"Ah! no; he is not dead, nor can he die;
But lives for aye in blissful Paradise.
"There liveth he in everlasting bliss,
Sweet spirit! never fearing more to die;
Nor dreading harm from any foes of his,
Nor fearing savage beasts' more cruelty.
Whilst we here, wretches, wail his private lack,
And with vain vows do often call him back."
Of the life of the Countess of Pembroke subsequently to the death of her brother there is not much to be gleaned. Her chief immediate care was to complete and prepare for publication the manuscripts left by him. This labour of love she doubtless found to be one of sweet melancholy, which served, if anything could do, to endear still more his memory. It is stated that Sir Philip, on his death-bed, expressed a desire that the Arcadia should be committed to the flames. But, with a greater regard for his reputation than a simple compliance with his desire would have evinced, his sister lovingly undertook the task of revising, correcting, and completing this work. How much we are indebted to the pruning and shaping of the gentler hand we do not know. She carefully removed all blemishes, which, though not uncommon in the literature of the time, could not but offend her more refined sense of delicacy. It is, indeed, probable that the share of the sister in the romance is much larger than has been commonly supposed. In an address prefixed to some earlier editions it is said: "It moved that noble lady, to whose honour consecrated, to whose protection it was committed, to take in hand the wiping away those spots wherewith the beauties thereof were unworthily blemished.
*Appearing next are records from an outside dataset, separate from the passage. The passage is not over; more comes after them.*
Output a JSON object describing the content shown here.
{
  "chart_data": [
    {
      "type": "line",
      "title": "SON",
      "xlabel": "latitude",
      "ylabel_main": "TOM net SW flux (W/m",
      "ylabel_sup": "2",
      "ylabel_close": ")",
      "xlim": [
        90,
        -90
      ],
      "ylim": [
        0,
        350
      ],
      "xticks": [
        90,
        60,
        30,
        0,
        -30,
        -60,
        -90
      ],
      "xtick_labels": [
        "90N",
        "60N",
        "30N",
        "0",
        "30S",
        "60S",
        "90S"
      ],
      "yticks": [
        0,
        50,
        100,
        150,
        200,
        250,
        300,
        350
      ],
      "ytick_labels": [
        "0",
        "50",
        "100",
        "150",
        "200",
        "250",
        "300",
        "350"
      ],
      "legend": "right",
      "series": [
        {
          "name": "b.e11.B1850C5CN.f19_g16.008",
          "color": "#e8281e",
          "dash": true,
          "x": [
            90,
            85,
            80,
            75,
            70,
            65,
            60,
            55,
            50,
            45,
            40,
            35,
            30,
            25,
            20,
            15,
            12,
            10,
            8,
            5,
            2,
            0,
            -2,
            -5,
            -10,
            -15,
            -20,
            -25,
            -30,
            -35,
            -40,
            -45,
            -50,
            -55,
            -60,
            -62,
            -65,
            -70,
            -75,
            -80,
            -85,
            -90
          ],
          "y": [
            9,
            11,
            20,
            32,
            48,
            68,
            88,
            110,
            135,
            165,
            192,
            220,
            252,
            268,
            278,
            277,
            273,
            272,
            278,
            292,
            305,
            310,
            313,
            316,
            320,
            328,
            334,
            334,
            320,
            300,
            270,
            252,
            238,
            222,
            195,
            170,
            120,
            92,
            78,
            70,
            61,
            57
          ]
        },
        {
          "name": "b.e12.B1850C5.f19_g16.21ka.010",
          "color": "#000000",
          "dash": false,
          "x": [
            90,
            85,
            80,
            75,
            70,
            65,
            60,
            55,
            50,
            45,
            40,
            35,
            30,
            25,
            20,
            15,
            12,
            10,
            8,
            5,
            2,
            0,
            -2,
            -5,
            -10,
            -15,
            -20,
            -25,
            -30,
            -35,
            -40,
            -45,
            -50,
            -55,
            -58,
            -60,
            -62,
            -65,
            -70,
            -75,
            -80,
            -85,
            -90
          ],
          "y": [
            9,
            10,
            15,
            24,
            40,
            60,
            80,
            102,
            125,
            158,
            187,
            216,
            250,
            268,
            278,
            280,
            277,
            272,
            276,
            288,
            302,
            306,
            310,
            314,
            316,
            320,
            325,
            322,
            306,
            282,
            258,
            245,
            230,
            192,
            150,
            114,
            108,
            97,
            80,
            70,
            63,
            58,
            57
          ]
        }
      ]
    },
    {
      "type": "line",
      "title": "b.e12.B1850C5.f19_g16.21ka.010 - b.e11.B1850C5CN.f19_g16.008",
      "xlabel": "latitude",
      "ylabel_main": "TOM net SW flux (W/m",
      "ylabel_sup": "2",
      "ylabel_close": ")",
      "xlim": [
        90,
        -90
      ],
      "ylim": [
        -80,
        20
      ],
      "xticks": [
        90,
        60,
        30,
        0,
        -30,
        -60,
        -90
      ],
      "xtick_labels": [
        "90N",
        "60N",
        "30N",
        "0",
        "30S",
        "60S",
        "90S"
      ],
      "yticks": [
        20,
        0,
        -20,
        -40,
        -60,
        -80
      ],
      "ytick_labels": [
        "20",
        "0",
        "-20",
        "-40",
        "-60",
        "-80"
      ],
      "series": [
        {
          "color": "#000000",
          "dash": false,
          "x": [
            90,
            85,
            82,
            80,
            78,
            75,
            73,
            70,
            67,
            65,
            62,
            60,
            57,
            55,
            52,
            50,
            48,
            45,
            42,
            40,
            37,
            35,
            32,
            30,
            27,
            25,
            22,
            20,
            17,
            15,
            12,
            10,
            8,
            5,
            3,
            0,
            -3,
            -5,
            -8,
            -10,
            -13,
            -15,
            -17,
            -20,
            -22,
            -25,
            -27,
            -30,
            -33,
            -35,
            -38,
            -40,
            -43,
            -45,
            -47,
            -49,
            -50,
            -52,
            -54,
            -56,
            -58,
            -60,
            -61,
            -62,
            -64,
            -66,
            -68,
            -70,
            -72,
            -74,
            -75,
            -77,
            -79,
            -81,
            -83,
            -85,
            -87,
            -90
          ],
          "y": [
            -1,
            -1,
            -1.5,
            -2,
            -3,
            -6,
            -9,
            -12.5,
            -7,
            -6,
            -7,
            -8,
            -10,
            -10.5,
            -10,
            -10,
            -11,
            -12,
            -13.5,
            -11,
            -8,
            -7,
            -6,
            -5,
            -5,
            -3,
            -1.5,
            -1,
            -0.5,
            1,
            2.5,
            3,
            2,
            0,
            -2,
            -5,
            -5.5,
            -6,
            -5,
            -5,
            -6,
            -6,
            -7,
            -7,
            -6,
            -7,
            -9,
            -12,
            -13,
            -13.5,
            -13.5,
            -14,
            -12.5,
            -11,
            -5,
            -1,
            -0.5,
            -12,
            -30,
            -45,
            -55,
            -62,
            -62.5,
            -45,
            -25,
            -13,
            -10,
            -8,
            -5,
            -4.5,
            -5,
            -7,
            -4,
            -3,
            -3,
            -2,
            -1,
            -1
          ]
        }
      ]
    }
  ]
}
But as often repairing a ruinous house, the mending of some old part occasioneth the making of some new, so here her honourable labour began in correcting the faults, indeed in supplying the defects; by view of what was ill done, guided to the consideration of what was not done. Which part, with what advice entered into, most by her doing, all by her directing, if they may be entreated not to divine, which are unfurnished of means to discern, the rest, it is hoped, will favourably censure." "It is now," adds the writer, "by more than one interest, the Countess of Pembroke's 'Arcadia,' done, as it was, for her, as it is, by her. Neither shall these pains be the last (if no unexpected accident cut off her determination) which the everlasting love of her excellent brother will make her consecrate to his memory."